In intensive care units (ICUs), clinicians must monitor patients’ vital signs and make decisions regarding the drugs they administer. The patients’ lives depend on the quality of these decisions but experts can make mistakes. Recent technological strategies and tools can decrease these errors. In this paper, the authors describe the development of a knowledge based system (KBS) to provide support to clinicians with respect to the drugs they administer to patients with cardiopathies in ICUs to stabilize them. To develop the system, knowledge from medical experts at the Meixoeiro Hospital in Vigo (Spain) has been extracted and formally represented as an ontology. As a result, a validated KBS has been obtained, which can be helpful to experts in ICUs and whose underlying knowledge can be easily shared and reused.
TopIntroduction
During the past few decades, the development of new technological advances and tools in the field of medicine has helped clinicians to make complex decisions in critical situations. When a patient enters an intensive care unit (ICU), either after surgery or due to a serious clinical condition, his vital signs change continuously, forcing the medical expert to make rapid decisions, which frequently imply modifications on the dosage of drugs being supplied.
This kind of care requires the intervention of highly specialized and trained health personnel, and particularly the continuous monitoring of the parameters on the monitors showing the patient’s condition, due to the serious situation of the patient and the important repercussions these drugs cause.
According to the values of the patient’s vital signs, the kind of drug is selected by the doctor and, on the basis of his evolution, the amount or type of drug may be modified. The decision making process to determine the variation of drug dosage necessary to stabilize the patient’s clinical situation is a complex task that requires exhaustively (but rapidly) analyzing the evolution of a large set of parameters within a period of time. An intelligent tool may be useful to support clinicians in this process.
One of the multiple subareas of Artificial Intelligence (AI) is concerned with de development of a special class of computer systems that use expert knowledge to assist humans in performing specific intellectual tasks. This kind of systems, which were born in the 70s, are widely known as knowledge based systems (KBSs) or expert systems. Since KBSs were born, one of their main fields of application has been, and is medicine. Generation of real time alarms and notifications, diagnosis support, detection of errors and inconsistencies treatment plans, or recognition and interpretation of medical images, are some examples of the different roles that KBSs may play in medicine.
KBSs are very effective to analyze large amounts of data, interpret them and provide a recommendation on the basis of these data as soon as possible. However, one of the main problems of these systems is related to knowledge representation. Knowledge they use to make decisions is often represented using traditional strategies, which make it difficult to share with other experts around the world or to be reused by other similar systems.

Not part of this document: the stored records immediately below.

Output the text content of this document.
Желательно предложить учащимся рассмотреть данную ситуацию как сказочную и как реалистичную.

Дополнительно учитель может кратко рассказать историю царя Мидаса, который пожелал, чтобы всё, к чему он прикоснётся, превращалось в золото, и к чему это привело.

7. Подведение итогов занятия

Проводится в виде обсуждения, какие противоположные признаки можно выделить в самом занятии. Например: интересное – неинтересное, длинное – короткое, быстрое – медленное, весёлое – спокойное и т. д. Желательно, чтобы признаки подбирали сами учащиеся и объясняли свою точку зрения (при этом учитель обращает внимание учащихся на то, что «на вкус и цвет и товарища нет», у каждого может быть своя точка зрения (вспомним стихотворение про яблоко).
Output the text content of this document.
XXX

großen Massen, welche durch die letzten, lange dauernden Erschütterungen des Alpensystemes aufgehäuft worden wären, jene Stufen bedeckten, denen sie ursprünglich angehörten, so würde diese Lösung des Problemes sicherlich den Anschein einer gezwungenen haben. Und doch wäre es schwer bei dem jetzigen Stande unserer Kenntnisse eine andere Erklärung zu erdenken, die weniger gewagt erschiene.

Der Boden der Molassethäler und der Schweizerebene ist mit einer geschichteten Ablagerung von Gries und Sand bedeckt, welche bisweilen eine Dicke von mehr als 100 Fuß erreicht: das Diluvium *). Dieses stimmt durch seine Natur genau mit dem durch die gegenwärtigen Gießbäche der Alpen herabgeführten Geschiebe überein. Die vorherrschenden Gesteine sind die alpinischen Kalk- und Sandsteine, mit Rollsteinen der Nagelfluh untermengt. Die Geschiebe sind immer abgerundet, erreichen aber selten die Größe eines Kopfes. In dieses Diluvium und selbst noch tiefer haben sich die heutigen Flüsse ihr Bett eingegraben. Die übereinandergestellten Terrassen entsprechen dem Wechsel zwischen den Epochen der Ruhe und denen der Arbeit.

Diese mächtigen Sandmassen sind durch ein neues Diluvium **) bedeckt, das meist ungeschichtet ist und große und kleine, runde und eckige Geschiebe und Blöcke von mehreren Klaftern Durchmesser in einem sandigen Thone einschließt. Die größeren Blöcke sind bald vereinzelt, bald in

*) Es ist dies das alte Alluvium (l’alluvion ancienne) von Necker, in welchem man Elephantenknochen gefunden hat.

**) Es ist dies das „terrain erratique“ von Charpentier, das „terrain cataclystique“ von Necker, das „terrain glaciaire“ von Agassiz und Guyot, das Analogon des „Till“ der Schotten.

At late 80s, ontologies started to gain popularity in the field of AI as a good way to share and reuse knowledge. The word ontology (from the Greek ontos=being and logos=science, study, theory) comes from Philosophy, where refers to “the science of what is, of the kinds and structures of objects, properties, events, processes and relations in every area of reality” (Smith, 2003). Ontologies were originally used by ancient Greek philosophers to name and classify the things they saw in the universe and the relationships between them. Besides the philosophical point of view, towards the end of the 20th and the beginning of the 21st centuries, ontologies emerged as an important research field in computer science.
There are several definitions of ontology in AI, which have evolved over the years. However, one the most precise and complete definitions provided up to date is the one given by Studer and colleagues in 1998, who stated that “An ontology is a formal, explicit specification of a shared conceptualization” (Studer, Benjamins, & Fensel, 1998).
At present, ontologies are viewed as a practical way to conceptualize information that is expressed in electronic format, and are being used in a variety of applications, including the Semantic Web, bioinformatics and biomedicine, natural language processing, intelligent information integration or e-Commerce, promoting a better data interoperability and reuse.
The basic idea behind these applications is to use ontologies to reach a common level of understanding or comprehension within a particular domain (Gómez-Pérez, Fernández-López, & Corcho, 2004). In contrast to syntactic standards, understanding is not restricted to a common representation or structure. Ontologies go beyond, providing the support to reach a common understanding of the meaning of terms.